CORNER BROOK The council in Port au Choix will be meeting soon to discuss its water crisis.
Mayor Carolyn Lavers said the summer heat and drought, combined with a lighter snowfall and earlier snow melt this winter, has the town’s water supply diminished. She says the town will run out of water in the coming days, especially with regard to the fish plant, unless there is some rain. She said a “good” three days of rain is required to get them through.
There is a regular council meeting Tuesday, and a date is expected to be set for a meeting specific to the water woes. It’s not just the current crisis, but a long-term contingency plan the mayor said council has to establish.
“This is not something that is going to go away,” Lavers said. “It’s the worst year, and it is unprecedented this year, but we are going to need an awful lot of rain and precipitation in the next few months just to bring the ponds back up to their normal levels.”
She said historically the town’s people have not had to be wary of water consumption, but year-after-year more water has been used than mother nature has returned to the ponds.

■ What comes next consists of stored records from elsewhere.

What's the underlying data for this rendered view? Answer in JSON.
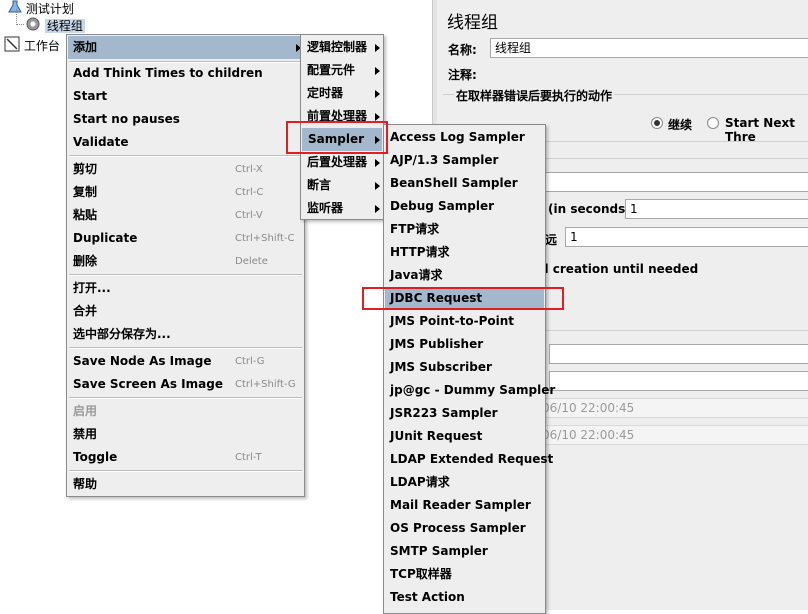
{
  "tree": {
    "test_plan_label": "测试计划",
    "thread_group_label": "线程组",
    "workbench_label": "工作台"
  },
  "panel": {
    "title": "线程组",
    "name_label": "名称:",
    "name_value": "线程组",
    "comments_label": "注释:",
    "error_action_label": "在取样器错误后要执行的动作",
    "continue_label": "继续",
    "start_next_label": "Start Next Thre",
    "ramp_up_label": "(in seconds):",
    "ramp_up_value": "1",
    "loop_label": "远",
    "loop_value": "1",
    "delay_label": "d creation until needed",
    "start_time_value": "06/10 22:00:45",
    "end_time_value": "06/10 22:00:45"
  },
  "context_menu": {
    "add": "添加",
    "add_think_times": "Add Think Times to children",
    "start": "Start",
    "start_no_pauses": "Start no pauses",
    "validate": "Validate",
    "cut": "剪切",
    "cut_sc": "Ctrl-X",
    "copy": "复制",
    "copy_sc": "Ctrl-C",
    "paste": "粘贴",
    "paste_sc": "Ctrl-V",
    "duplicate": "Duplicate",
    "duplicate_sc": "Ctrl+Shift-C",
    "delete": "删除",
    "delete_sc": "Delete",
    "open": "打开...",
    "merge": "合并",
    "save_selection": "选中部分保存为...",
    "save_node_image": "Save Node As Image",
    "save_node_image_sc": "Ctrl-G",
    "save_screen_image": "Save Screen As Image",
    "save_screen_image_sc": "Ctrl+Shift-G",
    "enable": "启用",
    "disable": "禁用",
    "toggle": "Toggle",
    "toggle_sc": "Ctrl-T",
    "help": "帮助"
  },
  "add_menu": {
    "logic_controller": "逻辑控制器",
    "config_element": "配置元件",
    "timer": "定时器",
    "pre_processor": "前置处理器",
    "sampler": "Sampler",
    "post_processor": "后置处理器",
    "assertion": "断言",
    "listener": "监听器"
  },
  "sampler_menu": [
    "Access Log Sampler",
    "AJP/1.3 Sampler",
    "BeanShell Sampler",
    "Debug Sampler",
    "FTP请求",
    "HTTP请求",
    "Java请求",
    "JDBC Request",
    "JMS Point-to-Point",
    "JMS Publisher",
    "JMS Subscriber",
    "jp@gc - Dummy Sampler",
    "JSR223 Sampler",
    "JUnit Request",
    "LDAP Extended Request",
    "LDAP请求",
    "Mail Reader Sampler",
    "OS Process Sampler",
    "SMTP Sampler",
    "TCP取样器",
    "Test Action"
  ],
  "colors": {
    "highlight": "#a3b8cc",
    "annotation_red": "#e02020"
  }
}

There was concern in 2009, but she said that was considered an anomaly.
The mayor said the plant is near a shutdown as a result of the low water levels, and residents have been asked to conserve water. The mayor said people are not heeding the warnings, and are continuing to use water freely.
“I don’t think the message is getting through because people cannot really comprehend the fact we are surrounded by water and we have no clean drinking water,” she said.
“We are also living in this ‘me’ society, where they only worry about ‘me.’ They don’t worry about, think about or even consider anybody else. As long as the water is coming through their pipe, that’s all they are worried about.”
The fish plant in the town uses a lot of water, said the mayor, and increasingly so. She also said the workers there share a mentality with the residents: that water is plentiful.